I will cut to the chase-- as well as to all the spoilers. More Than Blue is a heart-wrenching story of two lovers who never admit they love each other, growing up as good friends and housemates since they were 16. Both were lonely people, with no kin and a history of loss, but they found solace in each other. But K had leukaemia, and hence never allowed himself and Cream to secure their relationship, and spent his last days attempting to ensure a wonderful life for Cream after his death. He tries so hard to keep it from her in fear of hurting her, but the twist comes when it turns out she knew all along. And everything she had done, even those at the expense of her and others' happiness, had been done for him, as he had for her. And when he left, to her there was no alternative than to leave with him.
I can only attempt to encapsulate the story this way. It is much more vivid and hence painful in my mind and I don't expect myself to do it justice. But here are some of my thoughts.
To be honest, I wasn't very impressed by the first half-one hour of the movie. The storyline seemed to be pretty rushed, and the characters said/did things much faster than I imagined it would in real life. It was abrupt and sometimes unrealistic, like the part when K asked Cindy to dump her fiancee and yadayada. But I must say that the build up did an excellent job setting a basis that would afterward enhance the sense of pathos. Like the part of Cream writing the song, about how eternity together is not really an eternity because one will eventually have to go, but another life, another life is comparatively better because it sounds more like a pact, a promise. That's what she did after all, to always stay with K even in a different world. The portrayal of Cream in the build up was also really significant, because for the most part, the beginning was focused on K and his troubles, and his attempts to secure the right man for Cream. Cream was portrayed as an enthusiastic, carefree, oblivious girl who needed comfort and protection. But that's what made the plot twist so unexpected and emotional-- she knew all along. She wasn't oblivious, and her carefree spirit was merely a veneer to make K believe she was happy and would be fine. She did it all for him. The things that each K and Cream did were all for the sake of each other's happiness, at the expense of their own. And I guess that was the point of the movie. There's no point in that... it would all be wasted if you never say the words I love you when you really feel it. Because you never know.

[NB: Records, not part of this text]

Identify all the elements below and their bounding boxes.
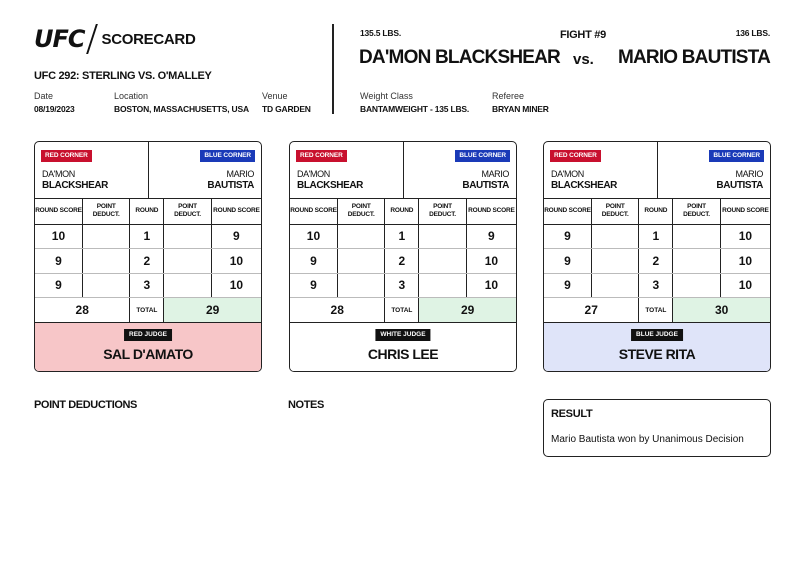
date-label: Date bbox=[34, 91, 54, 101]
score-table-header bbox=[35, 199, 261, 224]
location-value: BOSTON, MASSACHUSETTS, USA bbox=[114, 104, 249, 114]
red-total-score: 28 bbox=[290, 298, 385, 323]
blue-corner-fighter bbox=[207, 168, 254, 192]
red-last-name: BLACKSHEAR bbox=[42, 180, 109, 191]
meta-venue bbox=[262, 91, 311, 114]
red-round-score: 9 bbox=[544, 224, 591, 249]
round-row bbox=[35, 249, 261, 274]
blue-point-deduct bbox=[419, 249, 466, 274]
card-header bbox=[35, 142, 261, 199]
round-number: 1 bbox=[385, 224, 419, 249]
judge-footer bbox=[544, 323, 770, 372]
red-first-name: DA'MON bbox=[297, 169, 330, 179]
red-corner-badge: RED CORNER bbox=[296, 150, 347, 162]
red-point-deduct bbox=[82, 273, 129, 298]
blue-fighter-weight: 136 LBS. bbox=[735, 28, 770, 38]
judge-footer bbox=[290, 323, 516, 372]
total-label: TOTAL bbox=[639, 298, 673, 323]
blue-point-deduct bbox=[419, 224, 466, 249]
meta-date bbox=[34, 91, 75, 114]
judge-name: STEVE RITA bbox=[618, 346, 696, 362]
blue-round-score: 10 bbox=[466, 249, 516, 274]
red-round-score: 9 bbox=[290, 249, 337, 274]
blue-fighter-name: MARIO BAUTISTA bbox=[617, 47, 770, 68]
red-corner-fighter bbox=[42, 168, 108, 192]
totals-row bbox=[290, 298, 516, 323]
card-header-divider bbox=[657, 142, 658, 199]
blue-point-deduct-header: POINT DEDUCT. bbox=[164, 199, 211, 224]
round-row bbox=[544, 273, 770, 298]
round-row bbox=[35, 273, 261, 298]
round-number: 1 bbox=[639, 224, 673, 249]
judge-color-badge: RED JUDGE bbox=[124, 329, 172, 341]
blue-total-score: 29 bbox=[164, 298, 261, 323]
blue-point-deduct bbox=[673, 249, 720, 274]
blue-round-score-header: ROUND SCORE bbox=[720, 199, 770, 224]
round-row bbox=[290, 273, 516, 298]
blue-point-deduct bbox=[164, 249, 211, 274]
point-deductions-title: POINT DEDUCTIONS bbox=[34, 399, 137, 411]
card-header-divider bbox=[148, 142, 149, 199]
fight-number: FIGHT #9 bbox=[560, 29, 606, 41]
judge-color-badge: WHITE JUDGE bbox=[375, 329, 430, 341]
blue-round-score-header: ROUND SCORE bbox=[466, 199, 516, 224]
red-corner-fighter bbox=[297, 168, 363, 192]
red-point-deduct bbox=[591, 249, 638, 274]
blue-point-deduct bbox=[419, 273, 466, 298]
red-round-score-header: ROUND SCORE bbox=[544, 199, 591, 224]
date-value: 08/19/2023 bbox=[34, 104, 75, 114]
weight-class-label: Weight Class bbox=[360, 91, 413, 101]
header-divider bbox=[332, 24, 334, 114]
round-row bbox=[35, 224, 261, 249]
judge-name: CHRIS LEE bbox=[367, 346, 439, 362]
venue-value: TD GARDEN bbox=[262, 104, 311, 114]
blue-first-name: MARIO bbox=[481, 169, 509, 179]
judge-scorecard-2 bbox=[289, 141, 517, 372]
meta-referee bbox=[492, 91, 549, 114]
round-number: 2 bbox=[639, 249, 673, 274]
blue-last-name: BAUTISTA bbox=[716, 180, 763, 191]
judge-color-badge: BLUE JUDGE bbox=[631, 329, 683, 341]
venue-label: Venue bbox=[262, 91, 288, 101]
blue-point-deduct bbox=[673, 224, 720, 249]
total-label: TOTAL bbox=[130, 298, 164, 323]
judge-footer bbox=[35, 323, 261, 372]
red-point-deduct bbox=[82, 249, 129, 274]
blue-point-deduct-header: POINT DEDUCT. bbox=[673, 199, 720, 224]
logo-ufc-text: UFC bbox=[34, 25, 85, 53]
blue-total-score: 30 bbox=[673, 298, 770, 323]
red-point-deduct bbox=[82, 224, 129, 249]
red-first-name: DA'MON bbox=[42, 169, 75, 179]
blue-round-score: 10 bbox=[720, 249, 770, 274]
weight-class-value: BANTAMWEIGHT - 135 LBS. bbox=[360, 104, 470, 114]
round-number: 3 bbox=[639, 273, 673, 298]
blue-point-deduct bbox=[673, 273, 720, 298]
blue-point-deduct-header: POINT DEDUCT. bbox=[419, 199, 466, 224]
round-row bbox=[544, 224, 770, 249]
logo-scorecard-text: SCORECARD bbox=[101, 30, 196, 48]
card-header-divider bbox=[403, 142, 404, 199]
round-number: 3 bbox=[130, 273, 164, 298]
blue-total-score: 29 bbox=[419, 298, 516, 323]
meta-location bbox=[114, 91, 249, 114]
round-number: 2 bbox=[385, 249, 419, 274]
blue-corner-badge: BLUE CORNER bbox=[709, 150, 764, 162]
blue-last-name: BAUTISTA bbox=[207, 180, 254, 191]
ufc-logo bbox=[34, 24, 195, 54]
red-round-score: 9 bbox=[290, 273, 337, 298]
logo-slash bbox=[86, 24, 98, 54]
round-header: ROUND bbox=[639, 199, 673, 224]
blue-round-score-header: ROUND SCORE bbox=[211, 199, 261, 224]
red-point-deduct-header: POINT DEDUCT. bbox=[337, 199, 384, 224]
round-row bbox=[290, 224, 516, 249]
card-header bbox=[290, 142, 516, 199]
referee-label: Referee bbox=[492, 91, 525, 101]
event-title: UFC 292: STERLING VS. O'MALLEY bbox=[34, 70, 212, 82]
red-point-deduct bbox=[337, 249, 384, 274]
blue-round-score: 10 bbox=[211, 273, 261, 298]
blue-first-name: MARIO bbox=[226, 169, 254, 179]
blue-corner-fighter bbox=[462, 168, 509, 192]
red-corner-badge: RED CORNER bbox=[41, 150, 92, 162]
round-row bbox=[544, 249, 770, 274]
red-round-score-header: ROUND SCORE bbox=[35, 199, 82, 224]
blue-first-name: MARIO bbox=[735, 169, 763, 179]
score-table bbox=[35, 199, 261, 323]
red-point-deduct-header: POINT DEDUCT. bbox=[591, 199, 638, 224]
result-title: RESULT bbox=[551, 408, 593, 420]
result-text: Mario Bautista won by Unanimous Decision bbox=[551, 434, 744, 445]
round-header: ROUND bbox=[130, 199, 164, 224]
meta-weight-class bbox=[360, 91, 469, 114]
round-number: 2 bbox=[130, 249, 164, 274]
red-corner-badge: RED CORNER bbox=[550, 150, 601, 162]
blue-point-deduct bbox=[164, 273, 211, 298]
blue-round-score: 10 bbox=[211, 249, 261, 274]
round-header: ROUND bbox=[385, 199, 419, 224]
red-round-score: 9 bbox=[35, 249, 82, 274]
red-round-score: 9 bbox=[35, 273, 82, 298]
blue-corner-badge: BLUE CORNER bbox=[455, 150, 510, 162]
card-header bbox=[544, 142, 770, 199]
red-total-score: 27 bbox=[544, 298, 639, 323]
red-point-deduct bbox=[337, 224, 384, 249]
blue-point-deduct bbox=[164, 224, 211, 249]
red-point-deduct-header: POINT DEDUCT. bbox=[82, 199, 129, 224]
location-label: Location bbox=[114, 91, 149, 101]
score-table-header bbox=[544, 199, 770, 224]
red-round-score: 10 bbox=[290, 224, 337, 249]
red-round-score-header: ROUND SCORE bbox=[290, 199, 337, 224]
blue-round-score: 9 bbox=[466, 224, 516, 249]
score-table-header bbox=[290, 199, 516, 224]
vs-label: vs. bbox=[573, 51, 594, 68]
blue-round-score: 10 bbox=[720, 273, 770, 298]
red-round-score: 10 bbox=[35, 224, 82, 249]
blue-round-score: 10 bbox=[720, 224, 770, 249]
round-number: 3 bbox=[385, 273, 419, 298]
red-point-deduct bbox=[591, 224, 638, 249]
red-fighter-name: DA'MON BLACKSHEAR bbox=[359, 47, 560, 68]
round-number: 1 bbox=[130, 224, 164, 249]
red-total-score: 28 bbox=[35, 298, 130, 323]
red-last-name: BLACKSHEAR bbox=[297, 180, 364, 191]
score-table bbox=[544, 199, 770, 323]
red-point-deduct bbox=[337, 273, 384, 298]
blue-round-score: 9 bbox=[211, 224, 261, 249]
blue-corner-badge: BLUE CORNER bbox=[200, 150, 255, 162]
red-round-score: 9 bbox=[544, 249, 591, 274]
score-table bbox=[290, 199, 516, 323]
blue-corner-fighter bbox=[716, 168, 763, 192]
judge-scorecard-1 bbox=[34, 141, 262, 372]
red-round-score: 9 bbox=[544, 273, 591, 298]
red-last-name: BLACKSHEAR bbox=[551, 180, 618, 191]
red-corner-fighter bbox=[551, 168, 617, 192]
red-point-deduct bbox=[591, 273, 638, 298]
judge-name: SAL D'AMATO bbox=[103, 346, 193, 362]
blue-last-name: BAUTISTA bbox=[462, 180, 509, 191]
total-label: TOTAL bbox=[385, 298, 419, 323]
referee-value: BRYAN MINER bbox=[492, 104, 549, 114]
blue-round-score: 10 bbox=[466, 273, 516, 298]
red-fighter-weight: 135.5 LBS. bbox=[360, 28, 401, 38]
totals-row bbox=[35, 298, 261, 323]
red-first-name: DA'MON bbox=[551, 169, 584, 179]
result-box bbox=[543, 399, 771, 457]
round-row bbox=[290, 249, 516, 274]
judge-scorecard-3 bbox=[543, 141, 771, 372]
notes-title: NOTES bbox=[288, 399, 324, 411]
totals-row bbox=[544, 298, 770, 323]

The words of Cindy in the final parts of the movie still play in my head. She said something about how she thought K was underestimating Cream, that she was definitely stronger than he thought she was, and able to live on somehow even after he goes. "But I was wrong," she says, because she had tied her happiness to tightly to his that it was never possible for her to go on without him. What do you do with that except to wish they could have held each other tighter in the days that they had?
That's the story sadder than sadness itself.
I left the theatre still ugly sobbing. It struck a chord somehow.